I cannot help thinking that this matter will be left in a very unsatisfactory position if the hon. Member is not able to say anything further. If he had been able to say that the matter had been carefully considered by the present Cabinet, and that they had, after a thorough review of the situation, come to the conclusion that it would be definitely contrary to the national interest to have this correspondence published, there would be something to go upon; but merely to say that the late Government did not approve of publication leaves some of us completely cold. In view of the opinions expressed in all parts of the House I hope the hon. Member will give an undertaking to make representations as to the general feeling of the House to the Secretary of State, with a view to having the whole question reviewed by the Government, so that a decision may be given by this Government regardless of what their predecessors may have done.

Mr.

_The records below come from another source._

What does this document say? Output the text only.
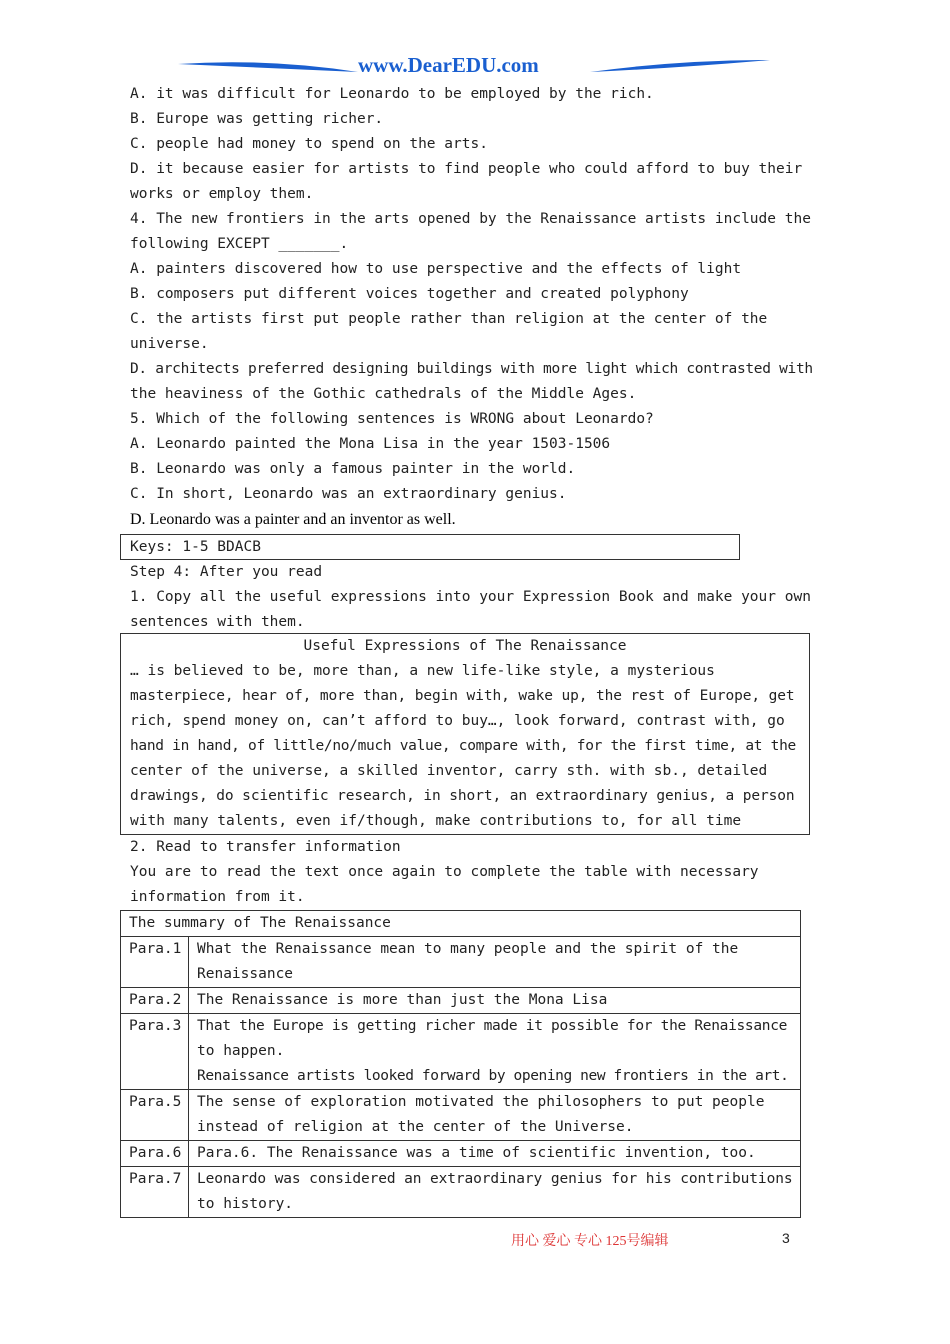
www.DearEDU.com
A. it was difficult for Leonardo to be employed by the rich.
B. Europe was getting richer.
C. people had money to spend on the arts.
D. it because easier for artists to find people who could afford to buy their
works or employ them.
4. The new frontiers in the arts opened by the Renaissance artists include the
following EXCEPT _______.
A. painters discovered how to use perspective and the effects of light
B. composers put different voices together and created polyphony
C. the artists first put people rather than religion at the center of the
universe.
D. architects preferred designing buildings with more light which contrasted with
the heaviness of the Gothic cathedrals of the Middle Ages.
5. Which of the following sentences is WRONG about Leonardo?
A. Leonardo painted the Mona Lisa in the year 1503-1506
B. Leonardo was only a famous painter in the world.
C. In short, Leonardo was an extraordinary genius.
D. Leonardo was a painter and an inventor as well.
Keys: 1-5 BDACB
Step 4: After you read
1. Copy all the useful expressions into your Expression Book and make your own
sentences with them.
Useful Expressions of The Renaissance
… is believed to be, more than, a new life-like style, a mysterious
masterpiece, hear of, more than, begin with, wake up, the rest of Europe, get
rich, spend money on, can’t afford to buy…, look forward, contrast with, go
hand in hand, of little/no/much value, compare with, for the first time, at the
center of the universe, a skilled inventor, carry sth. with sb., detailed
drawings, do scientific research, in short, an extraordinary genius, a person
with many talents, even if/though, make contributions to, for all time
2. Read to transfer information
You are to read the text once again to complete the table with necessary
information from it.
The summary of The Renaissance	
Para.1	What the Renaissance mean to many people and the spirit of the
Renaissance

Para.2	The Renaissance is more than just the Mona Lisa

Para.3	That the Europe is getting richer made it possible for the Renaissance
to happen.
Renaissance artists looked forward by opening new frontiers in the art.

Para.5	The sense of exploration motivated the philosophers to put people
instead of religion at the center of the Universe.

Para.6	Para.6. The Renaissance was a time of scientific invention, too.

Para.7	Leonardo was considered an extraordinary genius for his contributions
to history.
用心 爱心 专心 125号编辑	3
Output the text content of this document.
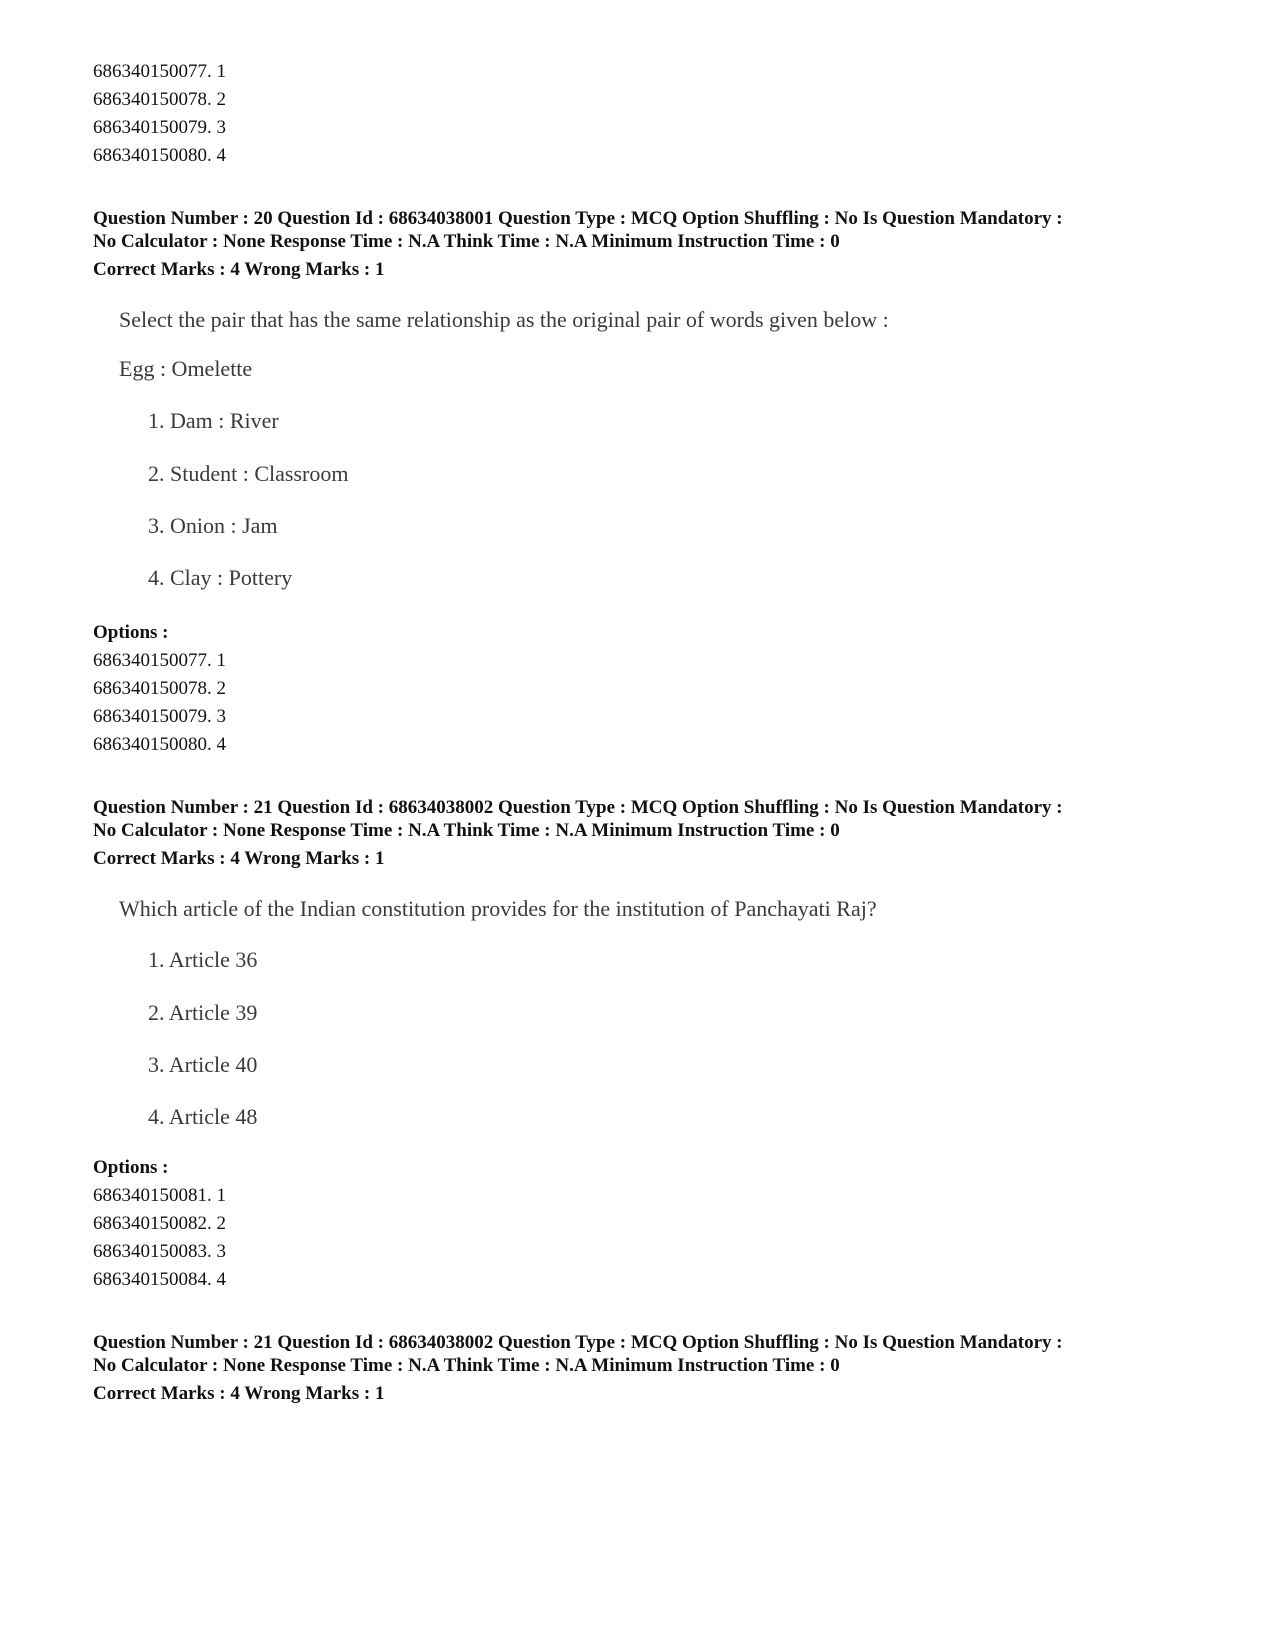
686340150077. 1
686340150078. 2
686340150079. 3
686340150080. 4
Question Number : 20 Question Id : 68634038001 Question Type : MCQ Option Shuffling : No Is Question Mandatory :
No Calculator : None Response Time : N.A Think Time : N.A Minimum Instruction Time : 0
Correct Marks : 4 Wrong Marks : 1
Select the pair that has the same relationship as the original pair of words given below :
Egg : Omelette
1. Dam : River
2. Student : Classroom
3. Onion : Jam
4. Clay : Pottery
Options :
686340150077. 1
686340150078. 2
686340150079. 3
686340150080. 4
Question Number : 21 Question Id : 68634038002 Question Type : MCQ Option Shuffling : No Is Question Mandatory :
No Calculator : None Response Time : N.A Think Time : N.A Minimum Instruction Time : 0
Correct Marks : 4 Wrong Marks : 1
Which article of the Indian constitution provides for the institution of Panchayati Raj?
1. Article 36
2. Article 39
3. Article 40
4. Article 48
Options :
686340150081. 1
686340150082. 2
686340150083. 3
686340150084. 4
Question Number : 21 Question Id : 68634038002 Question Type : MCQ Option Shuffling : No Is Question Mandatory :
No Calculator : None Response Time : N.A Think Time : N.A Minimum Instruction Time : 0
Correct Marks : 4 Wrong Marks : 1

GORDON LANG

I, too, desire to add my voice to the representations that have been made to my hon. Friend that there may be some reconsideration of this matter. Very shortly we shall have to consider gravely and carefully the Report of the Palestine Commission. It is going to be a very anxious matter and all of us who hope to do justice in that matter will want to feel that there is no possibility of a rankling sense of injustice after our decision has been given. The Arabs make a very definite claim, a claim for which some of us feel there is a great deal of prima facie evidence, and I should regard the publication of this correspondence as being as necessary to remove such an impression, if it is a wrong impression, as others may feel it essential to have it published in order to justify the assertion. I feel that my hon. Friend is in a very serious difficulty to-night, or we should not have had what I am bound to regard as the extraordinary defence which he put forward for his action. Those of us who know him will feel perfectly sure that he must have been in a very delicate and difficult position; but it is partly my great regard for him which suggests to me that I should tell him that he will be in a much more difficult position when we discuss that Report if the correspondence has not been made available. I hope that when we do consider it we may do so with clear heads and open minds, and that will not be the case if this correspondence is withheld. In view of the general representations made to-night and the grave responsibility that will shortly come upon us, I hope my hon. Friend will be able to reconsider his position and that we may have more hope than we have had to-night.

Mr. McSHANE

Will the Under-Secretary make further representations to the Government on this question?

Question put, and agreed to.

Adjourned accordingly at Eleven o'Clock.